Between 2008 and 2016 the court carried out a series of investigations into the rail freight activities of SNCF Mobility, looking at the accounts and management of its rail freight subsidiaries, Fret SNCF and open-access operator VFLI. The court also looked at the performance of locomotive leasing unit Akiem, which was formed in 2008 with the aim of optimising the management of the SNCF freight locomotive fleet.

The court notes that despite efforts to reform Fret SNCF and streamline its operations, the company remains in a fragile state and is not economically viable.

In 2005 the state agreed a €1.4bn recapitalisation of Fret SNCF in return for a restructuring plan which aimed to make services more responsive to the needs of customers.

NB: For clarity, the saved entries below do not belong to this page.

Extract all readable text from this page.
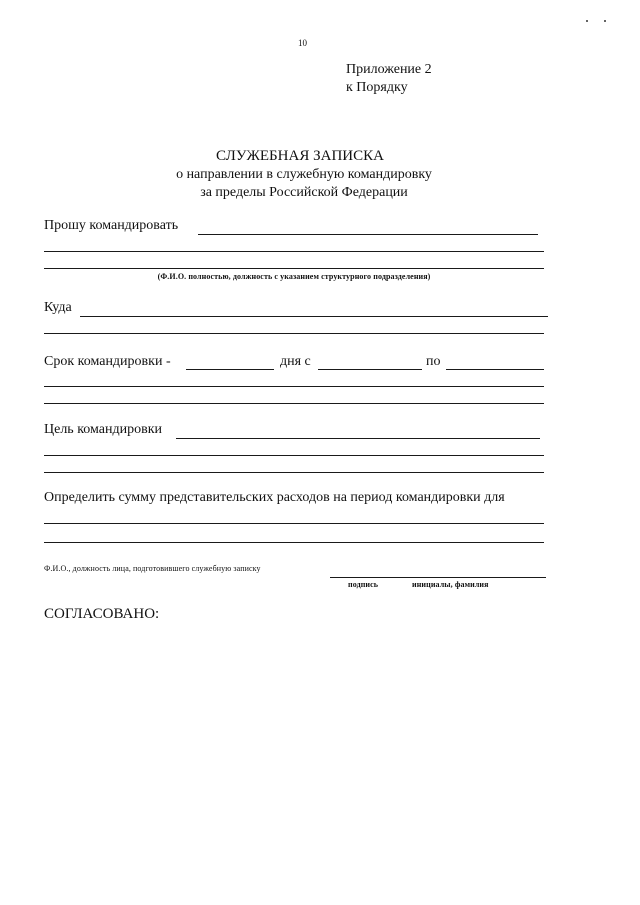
10
Приложение 2
к Порядку
СЛУЖЕБНАЯ ЗАПИСКА
о направлении в служебную командировку
за пределы Российской Федерации
Прошу командировать
(Ф.И.О. полностью, должность с указанием структурного подразделения)
Куда
Срок командировки -	дня с	по
Цель командировки
Определить сумму представительских расходов на период командировки для
Ф.И.О., должность лица, подготовившего служебную записку
подпись	инициалы, фамилия
СОГЛАСОВАНО:
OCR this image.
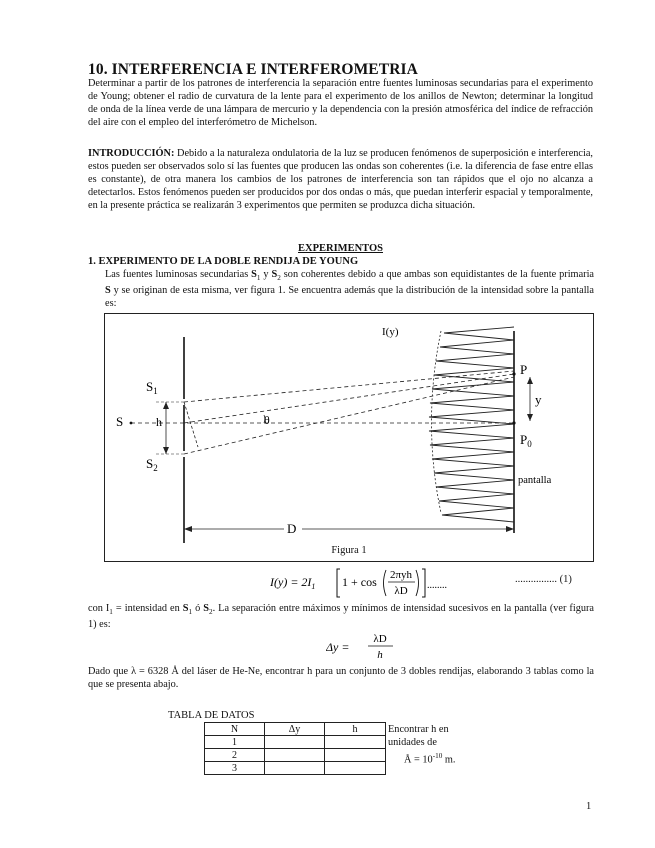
10. INTERFERENCIA E INTERFEROMETRIA
Determinar a partir de los patrones de interferencia la separación entre fuentes luminosas secundarias para el experimento de Young; obtener el radio de curvatura de la lente para el experimento de los anillos de Newton; determinar la longitud de onda de la línea verde de una lámpara de mercurio y la dependencia con la presión atmosférica del índice de refracción del aire con el empleo del interferómetro de Michelson.
INTRODUCCIÓN: Debido a la naturaleza ondulatoria de la luz se producen fenómenos de superposición e interferencia, estos pueden ser observados solo sí las fuentes que producen las ondas son coherentes (i.e. la diferencia de fase entre ellas es constante), de otra manera los cambios de los patrones de interferencia son tan rápidos que el ojo no alcanza a detectarlos. Estos fenómenos pueden ser producidos por dos ondas o más, que puedan interferir espacial y temporalmente, en la presente práctica se realizarán 3 experimentos que permiten se produzca dicha situación.
EXPERIMENTOS
1. EXPERIMENTO DE LA DOBLE RENDIJA DE YOUNG
Las fuentes luminosas secundarias $S_1$ y $S_2$ son coherentes debido a que ambas son equidistantes de la fuente primaria S y se originan de esta misma, ver figura 1. Se encuentra además que la distribución de la intensidad sobre la pantalla es:
I(y)
P
$P_0$
y
S
$S_1$
$S_2$
h	θ
D
pantalla
Figura 1
$I(y) = 2I_1$ 1 + cos 2πyh
λD ........
................ (1)
con $I_1$ = intensidad en $S_1$ ó $S_2$. La separación entre máximos y mínimos de intensidad sucesivos en la pantalla (ver figura 1) es:
Δy =
λD
h
Dado que λ = 6328 Å del láser de He-Ne, encontrar h para un conjunto de 3 dobles rendijas, elaborando 3 tablas como la que se presenta abajo.
TABLA DE DATOS
N	Δy	h
1		
2		
3		
Encontrar h en
unidades de
Å = $10^{-10}$ m.
1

This was a precursor to the liberalisation of the French rail freight market the following year.

Between 2008 and 2015 Fret SNCF cut its workforce from 14,933 to 7420 and sold 101 of its 262 locomotives to Akiem between 2009 and 2011. The court says this highlights the overcapacity in the operator’s fleet during this period.

Wagonload traffic was slashed from around 700,000 wagonloads in 2005 to 150,000 in 2014 and the organisational structure was streamlined, but despite these efforts, costs remain high.

“The cost and working conditions of SNCF staff continues to weigh on its profitability,” the court notes. Average gross pay of Fret SNCF staff increased by 2.8% annually between 2008 and 2014, compared with an average of 1.6% across the broader transport sector. Meanwhile, staff absence has increased from an average of 10.5 days in 2009 to 12.8 days in 2014. VFLI employee absence fell from 6.9 days to 6.6 days over this period.

Fret SNCF’s operating losses have fallen but were still the equivalent of 23.9% of turnover in 2015, when the company made a loss of €253m on revenues of €1.06bn. Net debt more than doubled between 2008 and 2014 from €1.79bn to €4bn and is forecast to reach €5.1bn by 2020.

While VFLI has grown quickly, capturing 38% of the French rail freight market by 2015, Fret SNCF’s market share has been in persistent decline. The court says VFLI has been successful because of “the flexibility of its offer, its social framework, and its more selective and non-generalist business model,” which has enabled it to adapt to changes in the market in a way Fret SNCF has not.


The French government launched a new rail freight strategy in 2009 which sought to rebalance the modal split in favour of rail. However, rail’s share of the inland freight market fell from 10.2% in 2008 to 9.5% in 2014 and volumes declined from 40.4 billion tonne-km in 2008 to 32.2 billion tonne-km in 2014, a 21% drop.

While this trend was driven by a decline in heavy industries, the court argues it was “aggravated by the poor state of the network, which has seriously degraded the reliability of paths allocated for freight trains, and therefore the quality of service considered essential by shippers, which have therefore switched traffic to other modes.”

The “dual role” of the state as both the driver of transport policy and SNCF Mobility shareholder is cited as a key issue and while the state has expressed support for rail freight it has implemented initiatives such as 44-tonne lorries and abandonment of the ecotax which have harmed the industry.

The new social framework introduced in 2016 is also regarded by the court as a “missed opportunity” to improve the competitiveness of Fret SNCF.

The maximum working time for traincrew is 1568 hours a year and a collective bargaining agreement signed in June 2016 has not translated into any savings for SNCF Mobility.

Freight operators will also face increasing track access charges, and the court argues that the provisions relating to rail freight in the state’s 2017-2026 contract with infrastructure manager SNCF Network are “not consistent with the state’s ambitions for this mode.”

In addition, the court suggests that mechanisms should be introduced to support shippers opting to use more environmentally-sustainable forms of transport.